More importantly, in the light of the retail day, there appears to be a method to Target’s madness and when all the merchandising dust settles we may look back and say this was a pretty smart move in a very bad situation.

But let’s not forget what got them to this point in the first place: management blew it in when it came to figuring out how much inventory the company needed. They didn’t anticipate the big shifts in consumer spending, they didn’t take into account the wildly rising rate of inflation and they didn’t understand how year-over-year comparisons against stimuli last spring were going to impact disposable incomes now. Target, like many of its competitors, should have known better.

But given the hand they dealt themselves, one can say their doubling down strategy going forward could outsmart everyone else in the end:

• By telling Wall Street how bad things were, just two weeks after releasing miserable numbers, Target CEO Brian Cornell’s full disclosure meant there were no surprises coming down the road.

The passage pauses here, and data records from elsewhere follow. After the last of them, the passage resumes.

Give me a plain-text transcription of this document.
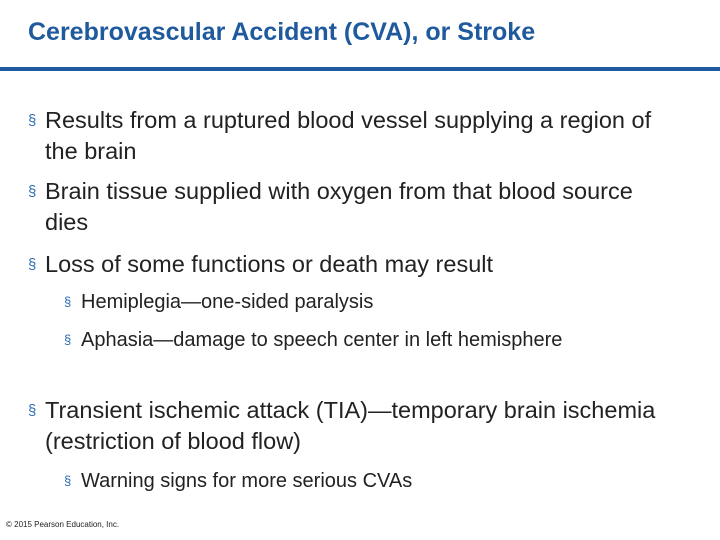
Cerebrovascular Accident (CVA), or Stroke
§ Results from a ruptured blood vessel supplying a region of the brain
§ Brain tissue supplied with oxygen from that blood source dies
§ Loss of some functions or death may result
§ Hemiplegia—one-sided paralysis
§ Aphasia—damage to speech center in left hemisphere
§ Transient ischemic attack (TIA)—temporary brain ischemia (restriction of blood flow)
§ Warning signs for more serious CVAs
© 2015 Pearson Education, Inc.
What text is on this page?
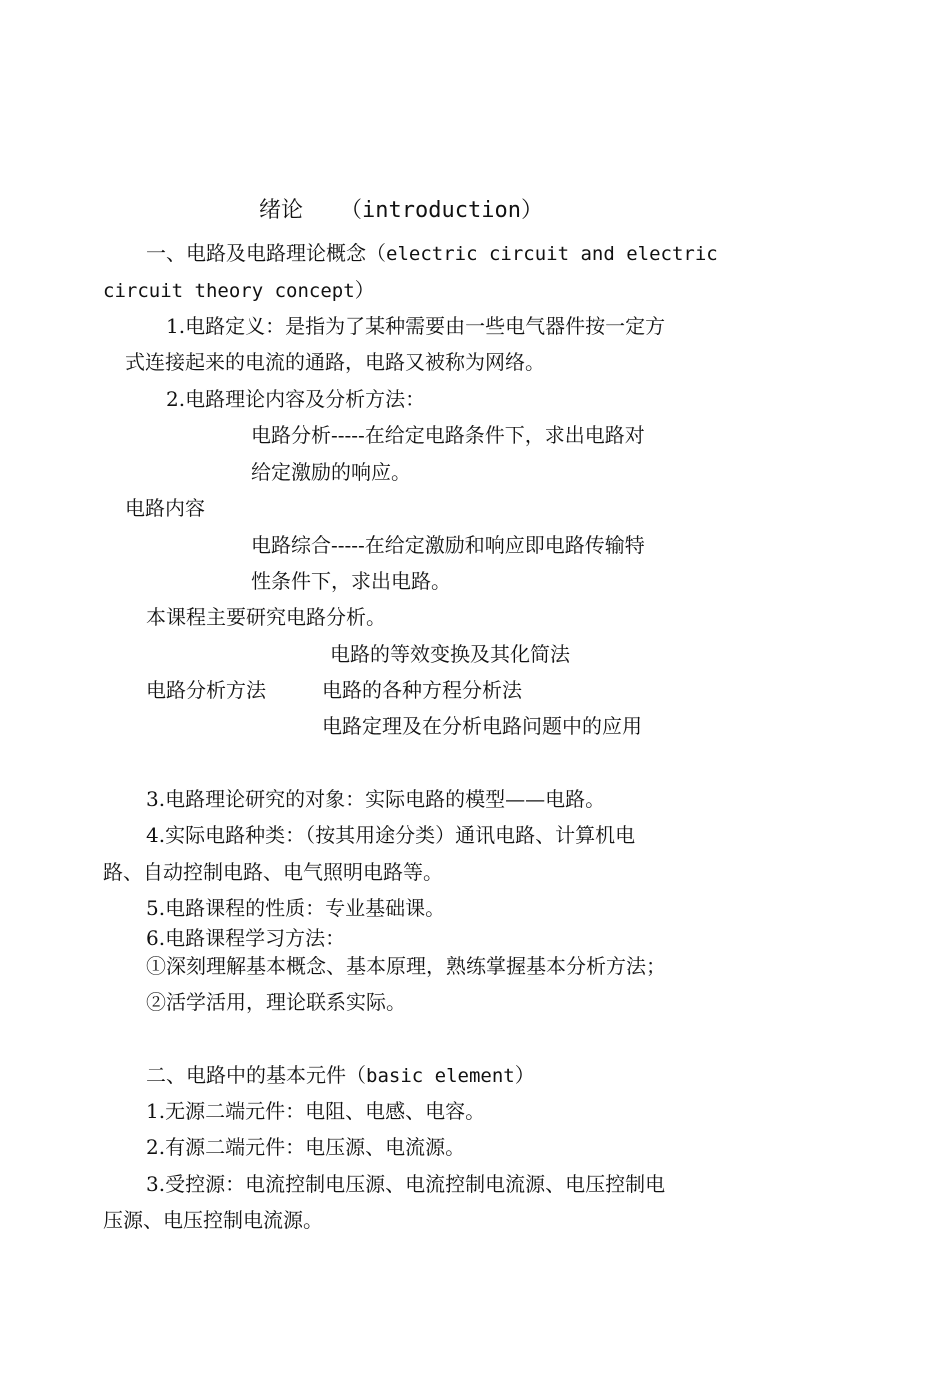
绪论 （introduction）
一、电路及电路理论概念（electric circuit and electric
circuit theory concept）
1.电路定义：是指为了某种需要由一些电气器件按一定方
式连接起来的电流的通路，电路又被称为网络。
2.电路理论内容及分析方法：
电路分析-----在给定电路条件下，求出电路对
给定激励的响应。
电路内容
电路综合-----在给定激励和响应即电路传输特
性条件下，求出电路。
本课程主要研究电路分析。
电路的等效变换及其化简法
电路分析方法	电路的各种方程分析法
电路定理及在分析电路问题中的应用
3.电路理论研究的对象：实际电路的模型——电路。
4.实际电路种类：（按其用途分类）通讯电路、计算机电
路、自动控制电路、电气照明电路等。
5.电路课程的性质：专业基础课。
6.电路课程学习方法：
①深刻理解基本概念、基本原理，熟练掌握基本分析方法；
②活学活用，理论联系实际。
二、电路中的基本元件（basic element）
1.无源二端元件：电阻、电感、电容。
2.有源二端元件：电压源、电流源。
3.受控源：电流控制电压源、电流控制电流源、电压控制电
压源、电压控制电流源。
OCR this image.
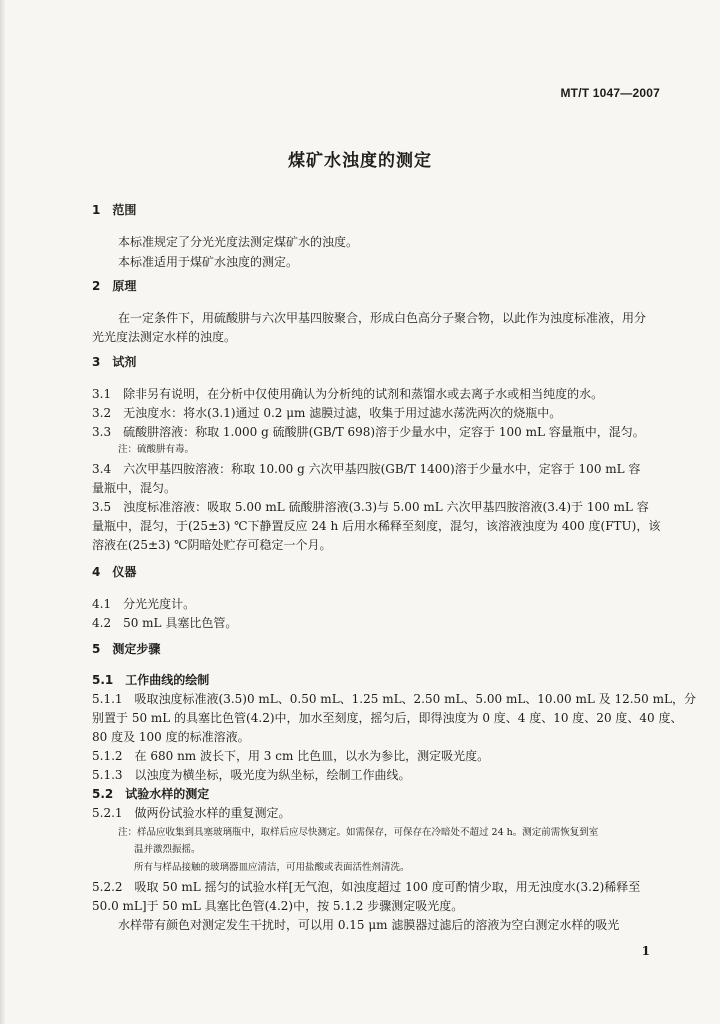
MT/T 1047—2007
煤矿水浊度的测定
1　范围
本标准规定了分光光度法测定煤矿水的浊度。
本标准适用于煤矿水浊度的测定。
2　原理
在一定条件下，用硫酸肼与六次甲基四胺聚合，形成白色高分子聚合物，以此作为浊度标准液，用分
光光度法测定水样的浊度。
3　试剂
3.1　除非另有说明，在分析中仅使用确认为分析纯的试剂和蒸馏水或去离子水或相当纯度的水。
3.2　无浊度水：将水(3.1)通过 0.2 μm 滤膜过滤，收集于用过滤水荡洗两次的烧瓶中。
3.3　硫酸肼溶液：称取 1.000 g 硫酸肼(GB/T 698)溶于少量水中，定容于 100 mL 容量瓶中，混匀。
注：硫酸肼有毒。
3.4　六次甲基四胺溶液：称取 10.00 g 六次甲基四胺(GB/T 1400)溶于少量水中，定容于 100 mL 容
量瓶中，混匀。
3.5　浊度标准溶液：吸取 5.00 mL 硫酸肼溶液(3.3)与 5.00 mL 六次甲基四胺溶液(3.4)于 100 mL 容
量瓶中，混匀，于(25±3) ℃下静置反应 24 h 后用水稀释至刻度，混匀，该溶液浊度为 400 度(FTU)，该
溶液在(25±3) ℃阴暗处贮存可稳定一个月。
4　仪器
4.1　分光光度计。
4.2　50 mL 具塞比色管。
5　测定步骤
5.1　工作曲线的绘制
5.1.1　吸取浊度标准液(3.5)0 mL、0.50 mL、1.25 mL、2.50 mL、5.00 mL、10.00 mL 及 12.50 mL，分
别置于 50 mL 的具塞比色管(4.2)中，加水至刻度，摇匀后，即得浊度为 0 度、4 度、10 度、20 度、40 度、
80 度及 100 度的标准溶液。
5.1.2　在 680 nm 波长下，用 3 cm 比色皿，以水为参比，测定吸光度。
5.1.3　以浊度为横坐标，吸光度为纵坐标，绘制工作曲线。
5.2　试验水样的测定
5.2.1　做两份试验水样的重复测定。
注：样品应收集到具塞玻璃瓶中，取样后应尽快测定。如需保存，可保存在冷暗处不超过 24 h。测定前需恢复到室
温并激烈振摇。
所有与样品接触的玻璃器皿应清洁，可用盐酸或表面活性剂清洗。
5.2.2　吸取 50 mL 摇匀的试验水样[无气泡，如浊度超过 100 度可酌情少取，用无浊度水(3.2)稀释至
50.0 mL]于 50 mL 具塞比色管(4.2)中，按 5.1.2 步骤测定吸光度。
水样带有颜色对测定发生干扰时，可以用 0.15 μm 滤膜器过滤后的溶液为空白测定水样的吸光
1
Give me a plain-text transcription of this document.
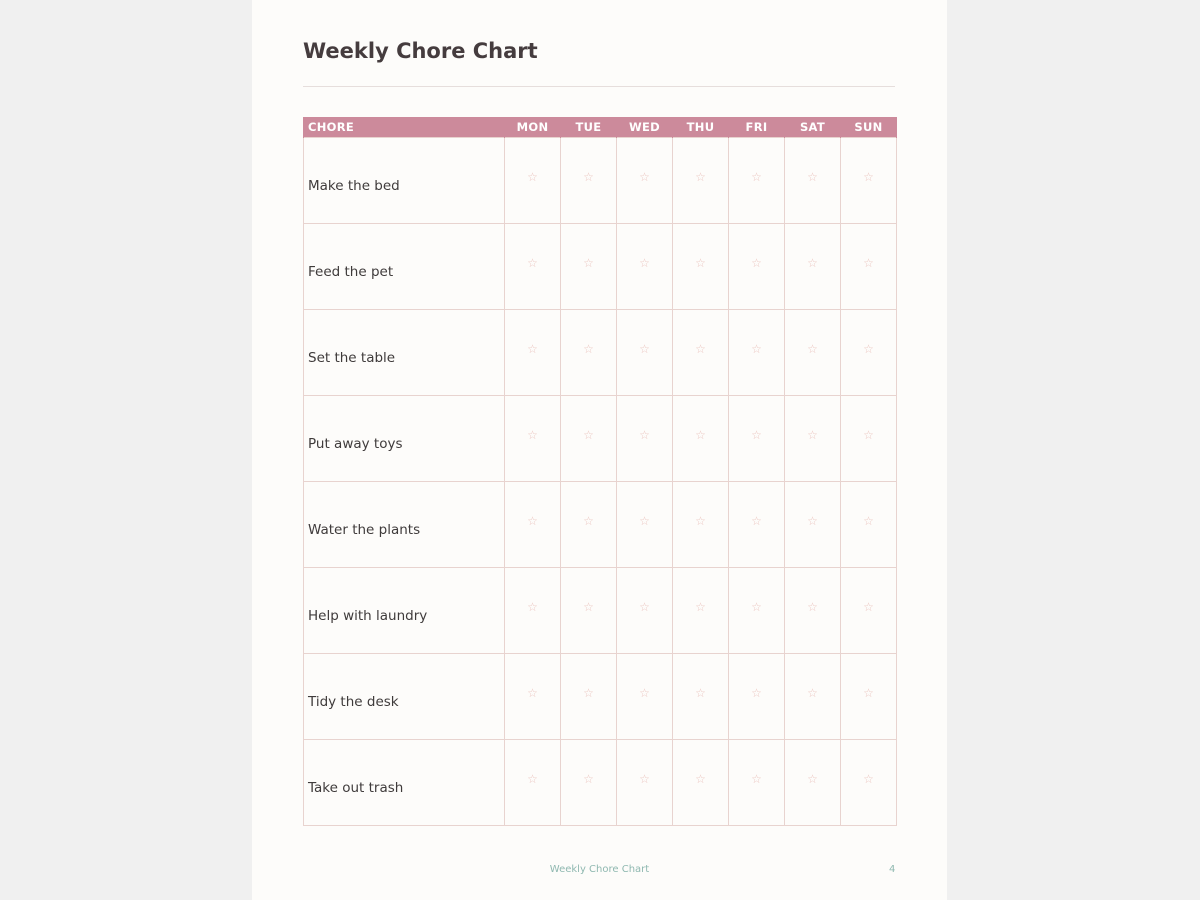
Weekly Chore Chart
CHORE	MON	TUE	WED	THU	FRI	SAT	SUN
Make the bed	☆	☆	☆	☆	☆	☆	☆
Feed the pet	☆	☆	☆	☆	☆	☆	☆
Set the table	☆	☆	☆	☆	☆	☆	☆
Put away toys	☆	☆	☆	☆	☆	☆	☆
Water the plants	☆	☆	☆	☆	☆	☆	☆
Help with laundry	☆	☆	☆	☆	☆	☆	☆
Tidy the desk	☆	☆	☆	☆	☆	☆	☆
Take out trash	☆	☆	☆	☆	☆	☆	☆
Weekly Chore Chart	4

He did the same thing when he took over the company in 2014 and told the Street things were going to be bad for a while as he worked to fix the company. It was a brilliant move that kept the stock damage to a minimum. Investors hate getting blindsided and he made sure that didn’t happen. It appears he has done it again this week.

• By getting out ahead of other competitors who are overloaded with excess goods, Target is the first to the markdown party, always a wise choice. The free advertising the company got by telling shoppers that the bargains were coming was priceless and it didn’t require the image-obsessed retailer to soil its usual marketing and promotional vehicles. How smart was that?

• And by clearing out the back room fast, Target is opening up space and money to set itself up for the back half of the year when it’s really important. Target’s holiday orders are already in process so it’s unlikely there will be any major adjustments made at this point but all of this does give the company a little extra flexibility to zig and zag accordingly as the economy plays out for the balance of the year.

This was a bad week for Target, coming on the heels of its worst stock sell-off in decades. Its sharees are off about a third from their 52-week high and the bad news in financial performance matrices is expected to continue for at least another quarter.

But, in hindsight even as the initial take was that Target had gone mad, we may look back at its actions this week and decide that indeed Brian Cornell and the rest of tea party were right. After the Mad Hatter asked her, “Have I gone mad?” Alice replied, “I’m afraid so. You’re entirely bonkers. But I’ll tell you a secret. All the best people are.”